GPU利用の確認:ハードウェアとソフトウェアのレイヤー分離
GPUの利用可否は、ハードウェア(物理的な接続)→ ドライバ(OSレベル)→ フレームワーク(ライブラリレベル)という複数のレイヤーで検証する必要があります。単にGPUが搭載されているだけでは不十分で、各レイヤーが正しく連携しているかを確認することが重要です。
GPU利用状況を検証する3段階のチェックリスト
以下の手順で、原因を最も上位のレイヤーから順に切り分けてください。
| ステップ | 確認すべきレイヤー | 具体的な確認方法とアクション |
|---|---|---|
| 1. ハードウェア/ドライバ層の確認 | OSがGPUを認識し、ドライバが正しくロードされているか | nvidia-smiを実行し、GPUの利用状況(Memory Usage, GPU Utilization)が表示されるか確認する。

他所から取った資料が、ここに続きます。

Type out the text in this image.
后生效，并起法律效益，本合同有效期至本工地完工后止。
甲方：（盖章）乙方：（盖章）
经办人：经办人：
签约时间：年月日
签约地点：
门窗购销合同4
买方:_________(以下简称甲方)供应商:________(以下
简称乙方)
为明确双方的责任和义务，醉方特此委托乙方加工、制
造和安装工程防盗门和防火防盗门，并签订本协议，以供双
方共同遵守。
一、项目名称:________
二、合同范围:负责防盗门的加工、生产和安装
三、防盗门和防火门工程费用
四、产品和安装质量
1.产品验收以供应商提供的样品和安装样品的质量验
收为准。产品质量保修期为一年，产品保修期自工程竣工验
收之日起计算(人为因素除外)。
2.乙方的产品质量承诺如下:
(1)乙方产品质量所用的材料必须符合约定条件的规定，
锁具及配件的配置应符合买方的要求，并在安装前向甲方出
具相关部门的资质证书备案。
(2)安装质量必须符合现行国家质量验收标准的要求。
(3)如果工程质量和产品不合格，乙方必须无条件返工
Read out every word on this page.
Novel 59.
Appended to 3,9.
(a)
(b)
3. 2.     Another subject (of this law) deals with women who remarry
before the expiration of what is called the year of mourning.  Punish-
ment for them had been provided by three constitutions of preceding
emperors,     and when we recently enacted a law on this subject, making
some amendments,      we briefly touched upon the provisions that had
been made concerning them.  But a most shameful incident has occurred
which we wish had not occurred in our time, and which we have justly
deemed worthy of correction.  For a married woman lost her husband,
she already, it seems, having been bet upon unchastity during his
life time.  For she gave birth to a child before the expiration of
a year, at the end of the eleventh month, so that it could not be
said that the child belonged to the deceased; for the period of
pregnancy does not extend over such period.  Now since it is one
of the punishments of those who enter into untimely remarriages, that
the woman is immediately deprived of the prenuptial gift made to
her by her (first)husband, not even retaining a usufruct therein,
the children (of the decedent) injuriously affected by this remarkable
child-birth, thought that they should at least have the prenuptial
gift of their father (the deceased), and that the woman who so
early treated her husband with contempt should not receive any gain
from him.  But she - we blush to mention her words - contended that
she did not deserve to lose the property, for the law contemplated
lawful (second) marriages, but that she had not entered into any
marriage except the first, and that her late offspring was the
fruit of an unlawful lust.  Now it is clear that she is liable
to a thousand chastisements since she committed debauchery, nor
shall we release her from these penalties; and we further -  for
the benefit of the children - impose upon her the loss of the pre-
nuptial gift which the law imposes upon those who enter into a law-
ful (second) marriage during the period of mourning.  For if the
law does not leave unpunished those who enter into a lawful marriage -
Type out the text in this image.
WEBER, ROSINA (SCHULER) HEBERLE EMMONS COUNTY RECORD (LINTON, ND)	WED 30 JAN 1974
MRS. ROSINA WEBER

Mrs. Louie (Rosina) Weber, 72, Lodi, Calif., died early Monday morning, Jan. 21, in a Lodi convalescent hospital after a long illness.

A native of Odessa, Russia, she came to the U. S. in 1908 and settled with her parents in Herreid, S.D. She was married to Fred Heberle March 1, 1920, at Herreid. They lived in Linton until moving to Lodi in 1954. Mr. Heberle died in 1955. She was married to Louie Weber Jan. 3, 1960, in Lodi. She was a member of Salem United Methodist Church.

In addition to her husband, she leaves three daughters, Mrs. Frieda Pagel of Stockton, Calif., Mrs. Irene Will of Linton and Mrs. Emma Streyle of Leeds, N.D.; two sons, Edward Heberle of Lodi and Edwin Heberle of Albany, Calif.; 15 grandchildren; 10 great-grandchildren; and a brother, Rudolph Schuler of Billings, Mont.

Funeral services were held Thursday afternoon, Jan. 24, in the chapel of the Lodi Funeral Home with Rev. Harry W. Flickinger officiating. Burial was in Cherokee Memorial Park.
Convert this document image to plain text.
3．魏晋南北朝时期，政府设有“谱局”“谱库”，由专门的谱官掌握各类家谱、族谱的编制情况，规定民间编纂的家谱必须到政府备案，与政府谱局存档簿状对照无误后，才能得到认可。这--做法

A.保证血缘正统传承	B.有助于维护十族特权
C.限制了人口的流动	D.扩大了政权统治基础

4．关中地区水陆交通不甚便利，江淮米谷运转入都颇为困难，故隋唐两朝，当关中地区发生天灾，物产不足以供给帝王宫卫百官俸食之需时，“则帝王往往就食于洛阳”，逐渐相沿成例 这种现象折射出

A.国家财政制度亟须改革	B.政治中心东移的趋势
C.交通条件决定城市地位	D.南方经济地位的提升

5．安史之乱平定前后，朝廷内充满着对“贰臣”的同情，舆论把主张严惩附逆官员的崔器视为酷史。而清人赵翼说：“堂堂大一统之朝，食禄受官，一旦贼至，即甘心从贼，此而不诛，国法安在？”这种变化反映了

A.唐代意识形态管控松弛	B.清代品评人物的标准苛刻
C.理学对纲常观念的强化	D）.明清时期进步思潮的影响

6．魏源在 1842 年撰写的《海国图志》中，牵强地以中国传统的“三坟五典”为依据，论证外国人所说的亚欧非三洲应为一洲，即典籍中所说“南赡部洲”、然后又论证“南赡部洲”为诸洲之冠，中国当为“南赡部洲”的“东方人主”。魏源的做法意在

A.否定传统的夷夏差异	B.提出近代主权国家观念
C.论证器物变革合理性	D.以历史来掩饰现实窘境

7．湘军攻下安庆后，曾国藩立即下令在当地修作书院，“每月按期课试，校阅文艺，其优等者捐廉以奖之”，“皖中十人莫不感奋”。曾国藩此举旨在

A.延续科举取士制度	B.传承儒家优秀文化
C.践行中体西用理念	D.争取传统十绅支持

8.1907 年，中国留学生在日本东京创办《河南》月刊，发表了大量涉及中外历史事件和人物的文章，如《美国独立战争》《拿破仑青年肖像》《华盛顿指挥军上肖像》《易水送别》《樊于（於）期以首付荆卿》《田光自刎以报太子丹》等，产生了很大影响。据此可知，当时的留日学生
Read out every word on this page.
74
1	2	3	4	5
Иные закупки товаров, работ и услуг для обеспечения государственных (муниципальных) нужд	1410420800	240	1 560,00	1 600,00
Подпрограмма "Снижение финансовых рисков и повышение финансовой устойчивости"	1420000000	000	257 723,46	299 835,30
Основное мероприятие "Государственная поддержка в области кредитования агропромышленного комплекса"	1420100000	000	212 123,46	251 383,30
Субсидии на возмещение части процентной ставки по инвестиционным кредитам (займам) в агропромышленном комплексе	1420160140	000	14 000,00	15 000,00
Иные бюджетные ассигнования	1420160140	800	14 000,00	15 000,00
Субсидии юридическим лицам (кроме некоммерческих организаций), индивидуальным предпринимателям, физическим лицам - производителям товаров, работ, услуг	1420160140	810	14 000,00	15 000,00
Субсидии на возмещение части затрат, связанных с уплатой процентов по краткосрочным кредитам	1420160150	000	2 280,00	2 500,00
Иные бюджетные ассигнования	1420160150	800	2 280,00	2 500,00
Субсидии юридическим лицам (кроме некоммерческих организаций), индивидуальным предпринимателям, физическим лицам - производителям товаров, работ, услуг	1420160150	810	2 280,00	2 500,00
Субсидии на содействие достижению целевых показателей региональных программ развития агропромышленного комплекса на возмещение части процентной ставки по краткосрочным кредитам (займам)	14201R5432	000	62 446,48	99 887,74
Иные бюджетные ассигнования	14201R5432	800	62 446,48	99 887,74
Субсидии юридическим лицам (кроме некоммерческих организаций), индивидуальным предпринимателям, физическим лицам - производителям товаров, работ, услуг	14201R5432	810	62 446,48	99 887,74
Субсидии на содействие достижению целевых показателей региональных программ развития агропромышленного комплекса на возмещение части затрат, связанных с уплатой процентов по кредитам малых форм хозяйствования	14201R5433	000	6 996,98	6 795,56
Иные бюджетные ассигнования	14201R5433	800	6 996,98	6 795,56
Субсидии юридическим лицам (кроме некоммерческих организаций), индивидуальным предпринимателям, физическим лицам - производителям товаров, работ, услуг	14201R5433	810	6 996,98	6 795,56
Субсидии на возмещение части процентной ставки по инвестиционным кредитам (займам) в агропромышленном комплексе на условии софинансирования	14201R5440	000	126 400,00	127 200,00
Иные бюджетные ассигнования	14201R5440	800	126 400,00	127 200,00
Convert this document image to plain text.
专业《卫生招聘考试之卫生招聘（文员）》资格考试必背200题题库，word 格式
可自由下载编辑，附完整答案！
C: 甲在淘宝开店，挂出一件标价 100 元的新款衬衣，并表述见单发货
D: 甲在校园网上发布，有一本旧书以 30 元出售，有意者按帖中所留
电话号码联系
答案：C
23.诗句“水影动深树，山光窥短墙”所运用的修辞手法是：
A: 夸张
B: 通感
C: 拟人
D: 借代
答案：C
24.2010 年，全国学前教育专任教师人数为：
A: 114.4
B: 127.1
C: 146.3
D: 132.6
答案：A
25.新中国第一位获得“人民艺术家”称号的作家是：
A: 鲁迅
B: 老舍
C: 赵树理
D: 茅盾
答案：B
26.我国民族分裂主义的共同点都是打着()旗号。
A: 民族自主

表示されない場合はドライバの再インストールが必要な場合がある |
| 2. フレームワーク/ライブラリ層の確認 | 使用するライブラリがGPU対応ビルドになっているか | PyTorchやTensorFlowなどのライブラリが、CUDA対応版(例:torch.cuda.is_available()がTrueを返すか)であることを確認し、必要であれば再インストールする |
| 3. コードレベルでの強制指定 | コード内で明示的にGPUデバイスを指定しているか | コードの冒頭で、計算デバイスを明示的にGPUに設定するコード(例:device='cuda')を記述し、それが実行されることを確認する |
計算リソースの割り当てと競合の管理
複数のプロセスが同時にGPUを利用しようとすると、リソース競合が発生し、意図せずCPUにフォールバックすることがあります。この場合、プロセスごとにGPUリソースを予約・管理する仕組み(例:Kubernetesのリソースリクエスト)を導入するか、処理の実行順序を厳密に制御することが、安定稼働のための運用上の注意点となります。
まとめ:レイヤーを遡り、明示的に指示を出す
GPUが使われていない場合、原因は「認識の欠落」にあります。nvidia-smiでハードウェアレベルを確認し、ライブラリ側でCUDA対応を確認し、最後にコード側で明示的にデバイスを指定するという、下位レイヤーから上位レイヤーへと検証を進めることが、最も確実なデバッグアプローチです。